Senza speranza, Sofia provò a chiamare il numero che aveva notato su un cartello appena sistemato in piazza: *Radio Taxi 24*, con la scritta “Sempre disponibile, giorno e notte”. Il centralino rispose al primo suono, con voce calma e professionale. “Buonasera, Radio Taxi 24. Dica pure.” Lei, con voce tremante, spiegò la situazione. “Sono in ritardo per un’intervista importante, sono in Via Rizzoli. Può mandarmi un taxi subito?” L’operatore le confermò l’arrivo in cinque minuti e le diede indicazioni precise. “Non si preoccupi, arriva subito un nostro autista.”
Pochi minuti dopo, una utilità bianca si fermò davanti a lei con un fischio del conducente. “Sofia?” le chiese lui, con un sorriso rassicurante. “Sì, sono io. Grazie mille!” Salì in macchina, bagnata e spaventata, ma riluttante a sperare. L’autista, Marco, le chiese gentilmente se volesse un nodo di tensione prima di partire. Lei annuì, e lui partì all’accelerazione, narrandole con voce calma di conoscere bene Bologna e i suoi soliti traffici. Prese una serie di vicoli e strade secondarie che pareva svoltasse del tutto da solo. “So che è importante. Ve la faccio arrivare in tempo.”

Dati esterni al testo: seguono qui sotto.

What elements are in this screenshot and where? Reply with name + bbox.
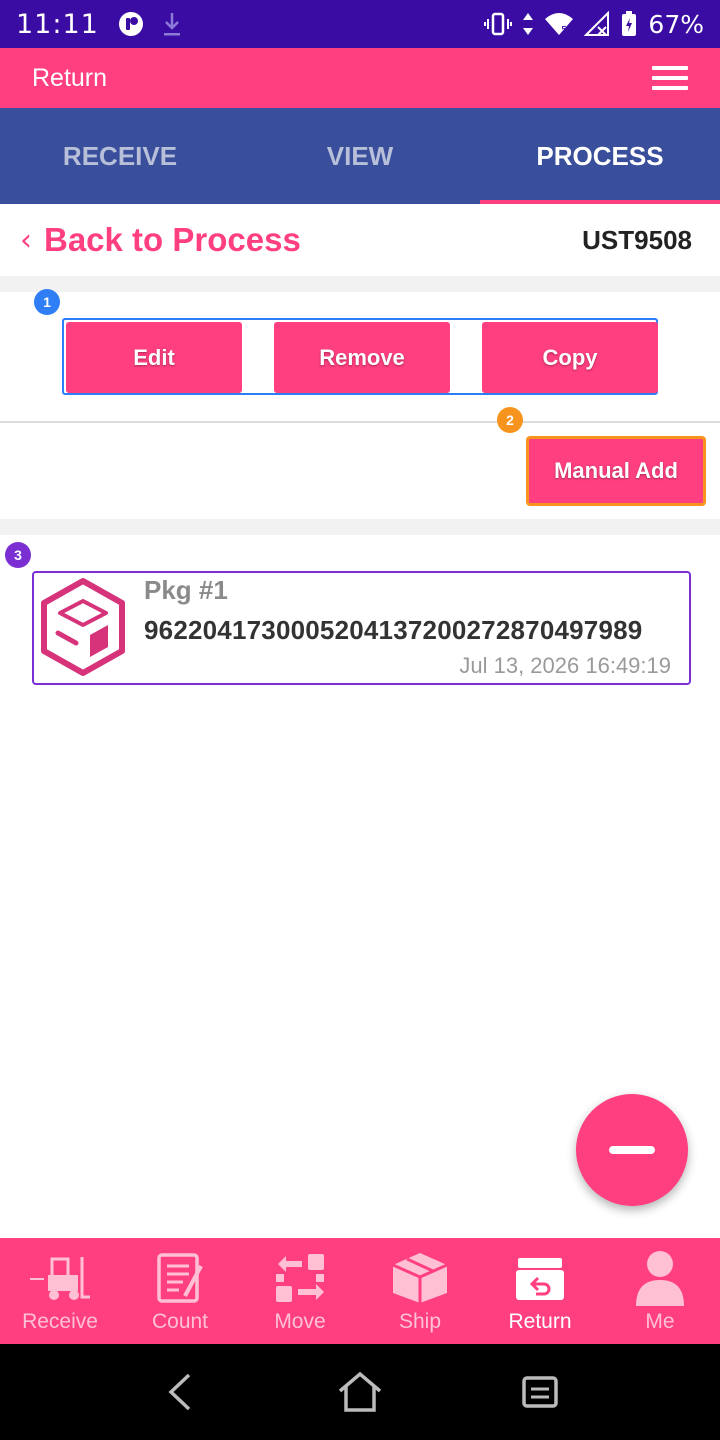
nav-move[interactable]: Move xyxy=(240,1238,360,1344)
section-gap-2 xyxy=(0,519,720,535)
download-icon xyxy=(163,13,180,36)
tab-bar: RECEIVE VIEW PROCESS xyxy=(0,108,720,204)
hamburger-menu-icon[interactable] xyxy=(652,66,688,90)
system-home-icon[interactable] xyxy=(335,1367,385,1417)
order-id: UST9508 xyxy=(582,224,692,255)
move-arrows-icon xyxy=(270,1250,330,1306)
step-badge-3: 3 xyxy=(5,542,31,568)
tab-receive[interactable]: RECEIVE xyxy=(0,108,240,204)
nav-label-return: Return xyxy=(508,1310,572,1333)
return-box-icon xyxy=(510,1250,570,1306)
copy-button[interactable]: Copy xyxy=(482,322,658,393)
edit-button[interactable]: Edit xyxy=(66,322,242,393)
svg-text:5: 5 xyxy=(561,25,567,36)
wifi-icon: 5 xyxy=(545,13,574,36)
forklift-icon xyxy=(30,1250,90,1306)
person-icon xyxy=(630,1250,690,1306)
package-timestamp: Jul 13, 2026 16:49:19 xyxy=(459,653,671,678)
back-row: ‹ Back to Process UST9508 xyxy=(0,204,720,276)
nav-label-ship: Ship xyxy=(398,1310,442,1333)
nav-me[interactable]: Me xyxy=(600,1238,720,1344)
vibrate-icon xyxy=(484,12,513,36)
nav-label-count: Count xyxy=(151,1310,209,1333)
tab-view[interactable]: VIEW xyxy=(240,108,480,204)
chevron-left-icon: ‹ xyxy=(20,222,32,258)
system-back-icon[interactable] xyxy=(155,1367,205,1417)
status-right: 5 67% xyxy=(484,10,704,39)
battery-icon xyxy=(622,11,637,36)
minus-icon xyxy=(609,1146,655,1154)
battery-percent: 67% xyxy=(648,9,704,39)
nav-receive[interactable]: Receive xyxy=(0,1238,120,1344)
nav-return[interactable]: Return xyxy=(480,1238,600,1344)
remove-button[interactable]: Remove xyxy=(274,322,450,393)
nav-ship[interactable]: Ship xyxy=(360,1238,480,1344)
package-tracking-number: 9622041730005204137200272870497989 xyxy=(144,615,643,645)
box-icon xyxy=(390,1250,450,1306)
package-card[interactable]: Pkg #1 962204173000520413720027287049798… xyxy=(32,571,691,685)
action-button-group: Edit Remove Copy xyxy=(62,318,658,395)
section-gap xyxy=(0,276,720,292)
remove-fab-button[interactable] xyxy=(576,1094,688,1206)
nav-label-me: Me xyxy=(645,1310,675,1333)
tab-process[interactable]: PROCESS xyxy=(480,108,720,204)
app-notification-icon xyxy=(118,12,143,36)
nav-label-move: Move xyxy=(274,1310,326,1333)
app-bar: Return xyxy=(0,48,720,108)
step-badge-1: 1 xyxy=(34,289,60,315)
back-to-process-link[interactable]: ‹ Back to Process xyxy=(20,221,301,259)
status-bar: 11:11 5 67% xyxy=(0,0,720,48)
app-title: Return xyxy=(32,63,108,92)
status-time: 11:11 xyxy=(16,8,99,40)
divider xyxy=(0,421,720,423)
signal-icon xyxy=(584,11,610,36)
system-nav-bar xyxy=(0,1344,720,1440)
nav-label-receive: Receive xyxy=(22,1310,98,1333)
nav-count[interactable]: Count xyxy=(120,1238,240,1344)
status-left-icons xyxy=(117,10,183,38)
package-title: Pkg #1 xyxy=(144,575,228,605)
bottom-nav: Receive Count Move Ship Return Me xyxy=(0,1238,720,1344)
clipboard-icon xyxy=(150,1250,210,1306)
data-arrows-icon xyxy=(523,13,534,35)
manual-add-button[interactable]: Manual Add xyxy=(526,436,706,506)
system-recents-icon[interactable] xyxy=(515,1367,565,1417)
step-badge-2: 2 xyxy=(497,407,523,433)
back-label: Back to Process xyxy=(44,221,301,258)
package-box-icon xyxy=(41,578,125,676)
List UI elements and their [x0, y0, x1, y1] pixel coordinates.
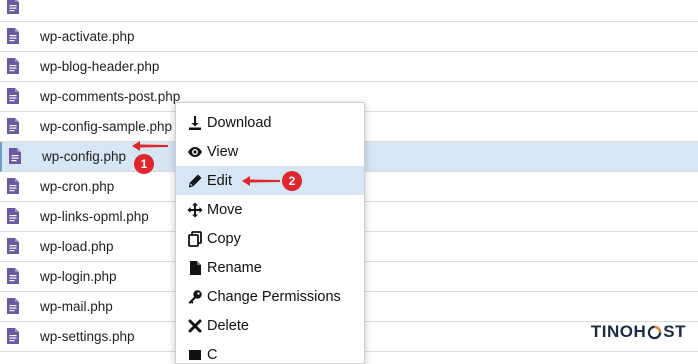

Sofia arrivò al quartiere business esattamente al minuto. Salì in fretta le scale, in preda a un nervosismo misto a gratitudine. L’intervista andò bene, molto bene. Due giorni dopo, le telefonarono per dirle che aveva ottenuto il posto. Quella sera, tornando a casa in metro, pensò a Marco e al servizio che aveva funzionato come un’oasi in un momento di disperazione. Il suo primo pensiero fu di condividere l’esperienza online, scrivendo una recensione calorosa per *Radio Taxi 24*. “Non è solo un servizio,” aveva scritto, “è una garanzia che in città, anche quando tutto sembra andare storto, c’è qualcuno che ti prende per mano.”